Huzur kemudian menjelaskan bahwa di masyarakat ada yang meminta bantuan, tetapi ada juga yang tidak mau meminta, dan seorang mukmin harus mencari cara untuk membantu orang-orang yang tidak memilih tidak meminta karena harga diri mereka.
Berbicara tentang rincian sedekah dalam Islam, Hazrat Mirza Masroor Ahmad menjelaskan:
“Setiap kali peminta-minta atau orang yang membutuhkan datang kepada Rasulullah (saw) untuk meminta bantuan, beliau juga akan menganjurkan kepada para sahabat untuk ikut ambil bagian juga membantu orang yang membutuhkan, sehingga mereka juga mendapatkan pahala dari Allah Ta’ala… Perhatian orang beriman telah diarahkan bahwa mereka juga harus membantu orang yang membutuhkan, dan jika mereka sendiri tidak dapat membantu, maka mereka harus berusaha mencari cara agar orang itu mendapatkan bantuan yang dibutuhkan.”

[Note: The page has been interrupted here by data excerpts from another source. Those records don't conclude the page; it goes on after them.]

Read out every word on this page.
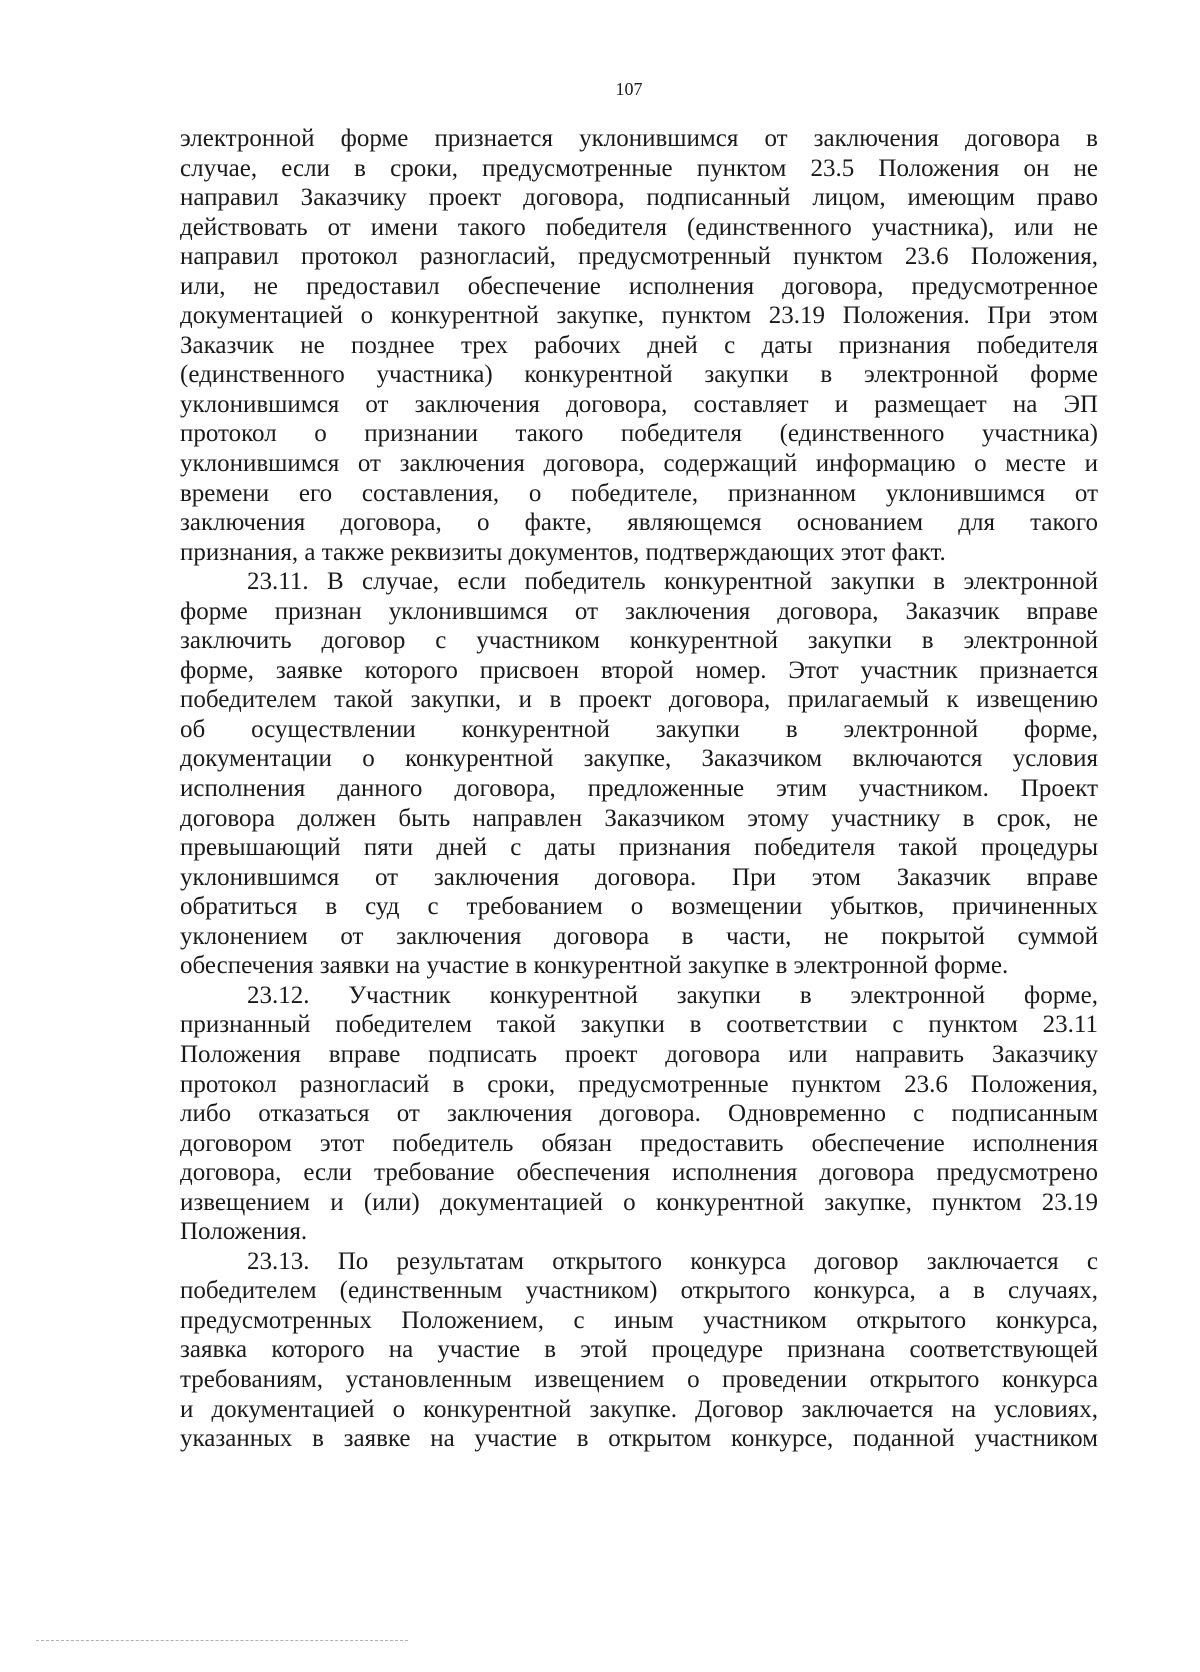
107
электронной форме признается уклонившимся от заключения договора в
случае, если в сроки, предусмотренные пунктом 23.5 Положения он не
направил Заказчику проект договора, подписанный лицом, имеющим право
действовать от имени такого победителя (единственного участника), или не
направил протокол разногласий, предусмотренный пунктом 23.6 Положения,
или, не предоставил обеспечение исполнения договора, предусмотренное
документацией о конкурентной закупке, пунктом 23.19 Положения. При этом
Заказчик не позднее трех рабочих дней с даты признания победителя
(единственного участника) конкурентной закупки в электронной форме
уклонившимся от заключения договора, составляет и размещает на ЭП
протокол о признании такого победителя (единственного участника)
уклонившимся от заключения договора, содержащий информацию о месте и
времени его составления, о победителе, признанном уклонившимся от
заключения договора, о факте, являющемся основанием для такого
признания, а также реквизиты документов, подтверждающих этот факт.
23.11. В случае, если победитель конкурентной закупки в электронной
форме признан уклонившимся от заключения договора, Заказчик вправе
заключить договор с участником конкурентной закупки в электронной
форме, заявке которого присвоен второй номер. Этот участник признается
победителем такой закупки, и в проект договора, прилагаемый к извещению
об осуществлении конкурентной закупки в электронной форме,
документации о конкурентной закупке, Заказчиком включаются условия
исполнения данного договора, предложенные этим участником. Проект
договора должен быть направлен Заказчиком этому участнику в срок, не
превышающий пяти дней с даты признания победителя такой процедуры
уклонившимся от заключения договора. При этом Заказчик вправе
обратиться в суд с требованием о возмещении убытков, причиненных
уклонением от заключения договора в части, не покрытой суммой
обеспечения заявки на участие в конкурентной закупке в электронной форме.
23.12. Участник конкурентной закупки в электронной форме,
признанный победителем такой закупки в соответствии с пунктом 23.11
Положения вправе подписать проект договора или направить Заказчику
протокол разногласий в сроки, предусмотренные пунктом 23.6 Положения,
либо отказаться от заключения договора. Одновременно с подписанным
договором этот победитель обязан предоставить обеспечение исполнения
договора, если требование обеспечения исполнения договора предусмотрено
извещением и (или) документацией о конкурентной закупке, пунктом 23.19
Положения.
23.13. По результатам открытого конкурса договор заключается с
победителем (единственным участником) открытого конкурса, а в случаях,
предусмотренных Положением, с иным участником открытого конкурса,
заявка которого на участие в этой процедуре признана соответствующей
требованиям, установленным извещением о проведении открытого конкурса
и документацией о конкурентной закупке. Договор заключается на условиях,
указанных в заявке на участие в открытом конкурсе, поданной участником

Menjelaskan tentang bagaimana Islam memenuhi hak-hak manusia, Hazrat Mirza Masroor Ahmad menjelaskan:
“Orang-orang materialistis berupaya memenuhi hak mereka demi kepentingan pribadinya saja. Sedangkan Islam menekankan bahwa seseorang harus memenuhi hak orang tanpa adanya kepentingan pribadi. Jika kita benar-benar mengamalkan ajaran ini, maka hal itu akan menjadi sarana pengenalan ajaran Islam kepada dunia. Semoga Allah memberikan kepada kita taufik untuk mengamalkan ajaran Islam, sehingga kita dapat membantu pemenuhan misi yang diemban Imam Zaman saat ini.”